The phrase “occupied Palestinian territories” is not neutral; it is a weapon. It erases Jewish indigeneity to places whose Hebrew names — Judea and Samaria — tell their own story. It suggests that Jews crossing an invisible line on the western bank of the Jordan River are “settlers,” while Arabs are always “natives,” no matter when their families arrived. On campus and in much of the media, this vocabulary is treated as settled fact. But that’s not truth — it’s narrative.

From the seminar room to the street

Weaponized language does not stay confined to UN resolutions or academic journals. It shapes how ordinary people think and feel. When a student hears, year after year, that Israel is a “settler-colonial” project oppressing “indigenous Palestinians,” he or she is being given a moral script: Jews are the guilty party; Arab violence is an understandable reaction to “occupation”; and terrorism against Jews is justified “resistance.”

So what can be done? We cannot force hostile actors to abandon terms that serve their agenda.
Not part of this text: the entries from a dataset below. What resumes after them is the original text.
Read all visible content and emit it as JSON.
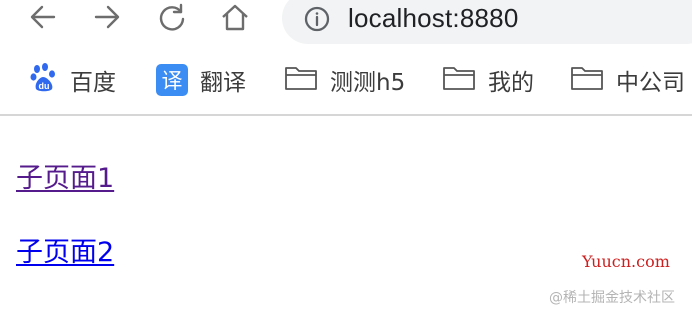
{
  "toolbar": {
    "back_icon": "arrow-left-icon",
    "forward_icon": "arrow-right-icon",
    "reload_icon": "reload-icon",
    "home_icon": "home-icon"
  },
  "omnibox": {
    "info_icon": "info-icon",
    "url": "localhost:8880"
  },
  "bookmarks": {
    "items": [
      {
        "label": "百度",
        "icon": "baidu-paw-icon"
      },
      {
        "label": "翻译",
        "icon": "translate-icon",
        "badge": "译"
      },
      {
        "label": "测测h5",
        "icon": "folder-icon"
      },
      {
        "label": "我的",
        "icon": "folder-icon"
      },
      {
        "label": "中公司",
        "icon": "folder-icon"
      }
    ]
  },
  "content": {
    "links": [
      {
        "label": "子页面1",
        "state": "visited",
        "color": "#551a8b"
      },
      {
        "label": "子页面2",
        "state": "unvisited",
        "color": "#0000ee"
      }
    ]
  },
  "watermarks": {
    "yuucn": "Yuucn.com",
    "juejin": "@稀土掘金技术社区"
  },
  "colors": {
    "baidu_blue": "#3069ee",
    "fanyi_blue": "#3b8cf3",
    "omnibox_bg": "#f1f3f4",
    "yuucn_red": "#cc1f1f"
  }
}
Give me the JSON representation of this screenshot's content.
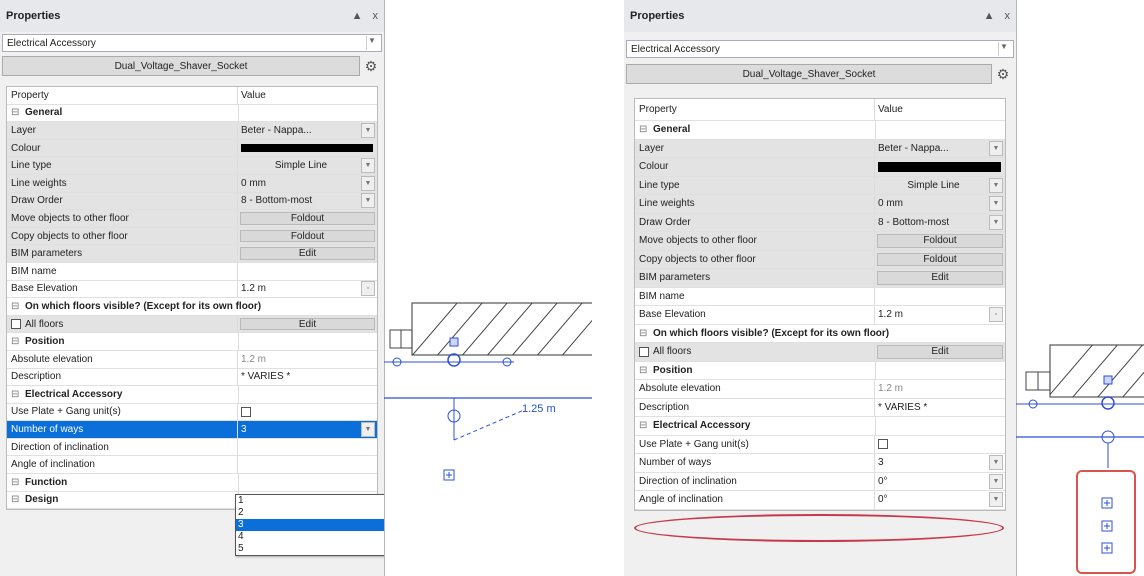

But we can stop doing their work for them.

First, we must recognize that words like “Palestinian,” “occupation,” and “settler-colonialism” are not neutral. They come packaged with stories about history, power, and morality. If those stories are false or one-sided, we have a responsibility to say so.

Second, we should speak accurately about the land itself. Instead of reflexively saying “West Bank,” we can talk about Judea and Samaria, or at least about disputed territories captured in a defensive war, rather than “occupied Palestinian territories.” Rather than treating “Palestinian” as a synonym for indigeneity, we can speak of Arab residents of Judea and Samaria and Arab Israelis, alongside Jewish communities with deep roots there. Third, we should unapologetically affirm Jewish indigeneity. Jews are not recent “European imports” into the Middle East. Our ancestral language, scriptures, and rituals are woven into the geography of Israel itself. The burden of proof should not rest on Jews to justify their presence in Jerusalem, Hebron, or Shiloh.

Finally, communal leaders, journalists, and educators must become more intentional about the language they use. It is not pedantic to insist on accurate terminology. It is strategic.

If we care about truth — and about the safety and legitimacy of the Jewish people — we cannot afford to keep speaking in our adversaries’ vocabulary. In every generation, Jews have had to push back against efforts to write us out of our own story. Today, that effort happens with hashtags, slogans, and selective “human rights” language, as much as with bullets and rockets.

We do not have to accept a dictionary written by those who want to annihilate us. We can tell the truth plainly: Jews are indigenous to the Land of Israel, and we will not surrender that reality to anyone’s branding campaign — no matter how sophisticated their propaganda might be.


David E. Firester, Ph.D., is the Founder and CEO of TRAC Intelligence, LLC, and the author of Failure to Adapt: How Strategic Blindness Undermines Intelligence, Warfare, and Perception (2025).